Selain dokter merasa tidak siap untuk membahas keamanan senjata api, pasien sering kali tidak melihat relevansi diskusi tersebut. Dalam survei yang dilakukan oleh Fakultas Kedokteran Universitas Michigan, lebih dari separuh pasien dewasa melewatkan pertanyaan tentang kepemilikan senjata dalam kuesioner yang disediakan di ruang tunggu klinik. Ini bukanlah topik yang nyaman bagi siapa pun. Oleh karena itu, untuk mengatasi risiko kesehatan masyarakat yang disebabkan oleh senjata api memerlukan perubahan dalam cara kita mendekati percakapan dokter-pasien.
Hal inilah yang menjadi tujuan Team SAFE (Scrubs Against the Firearms Epidemic), sebuah organisasi yang didirikan bersama oleh Dr. Dean Winslow dan Dr. Sarabeth Spitzer di Universitas Stanford. Misi mereka adalah membekali penyedia layanan kesehatan dengan keterampilan untuk memberikan nasihat kepada pasien, komunitas, dan legislator mengenai penggunaan dan kepemilikan senjata api. Dengan cabang di sekolah kedokteran di seluruh Amerika Serikat, Team SAFE mengintegrasikan keselamatan senjata api ke dalam kurikulum medis melalui pelatihan tentang cedera terkait senjata api, anatomi senjata api, dan konseling pasien. Melalui sumber daya ini, Dr. Winslow “berharap[s] bahwa seorang dokter, psikiater atau psikolog mempunyai pengetahuan untuk menanyakan tentang senjata api dan mendorong praktik yang aman.”
Baik Anda seorang profesional kesehatan saat ini atau yang bercita-cita tinggi, kita semua terikat oleh peran kita sebagai pasien.

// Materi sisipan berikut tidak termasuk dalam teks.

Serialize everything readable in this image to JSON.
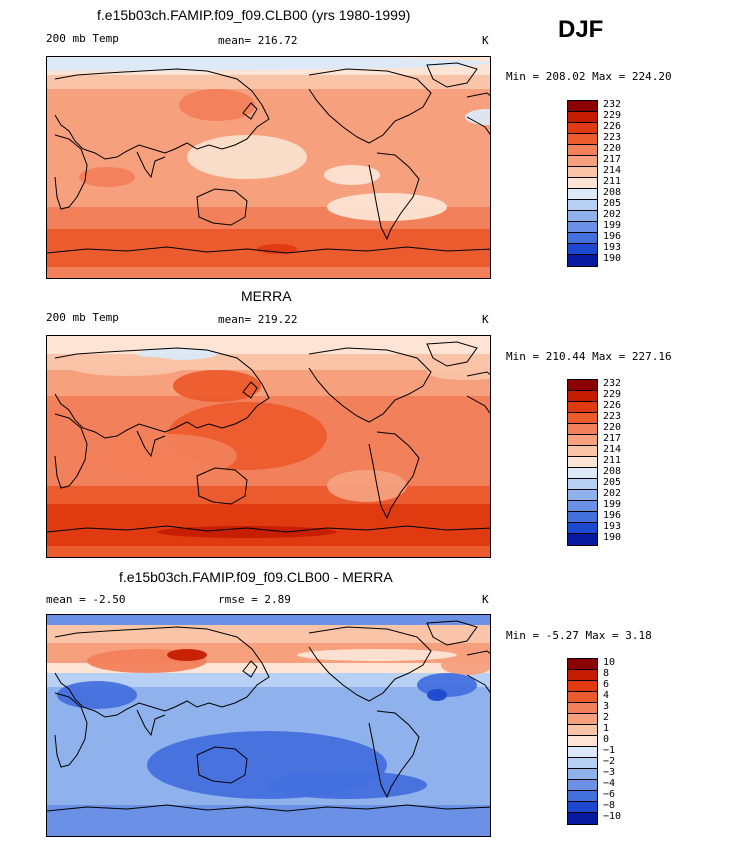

Dialog-dialog penting ini mewakili lebih dari sekedar langkah-langkah pencegahan: Dialog-dialog ini dapat menjadi intervensi yang menyelamatkan nyawa. Percakapan pasien-dokter seputar keamanan senjata api mungkin terasa tidak nyaman, namun itulah mengapa hal ini diperlukan – hal ini merupakan harga kecil yang harus dibayar untuk mencegah lebih banyak nyawa hilang.
Generasi saya muak dengan mimpi buruk tentang kekerasan senjata.
Kami siap untuk bermimpi.
Arusha Patil '25 adalah junior jurusan ilmu komputer.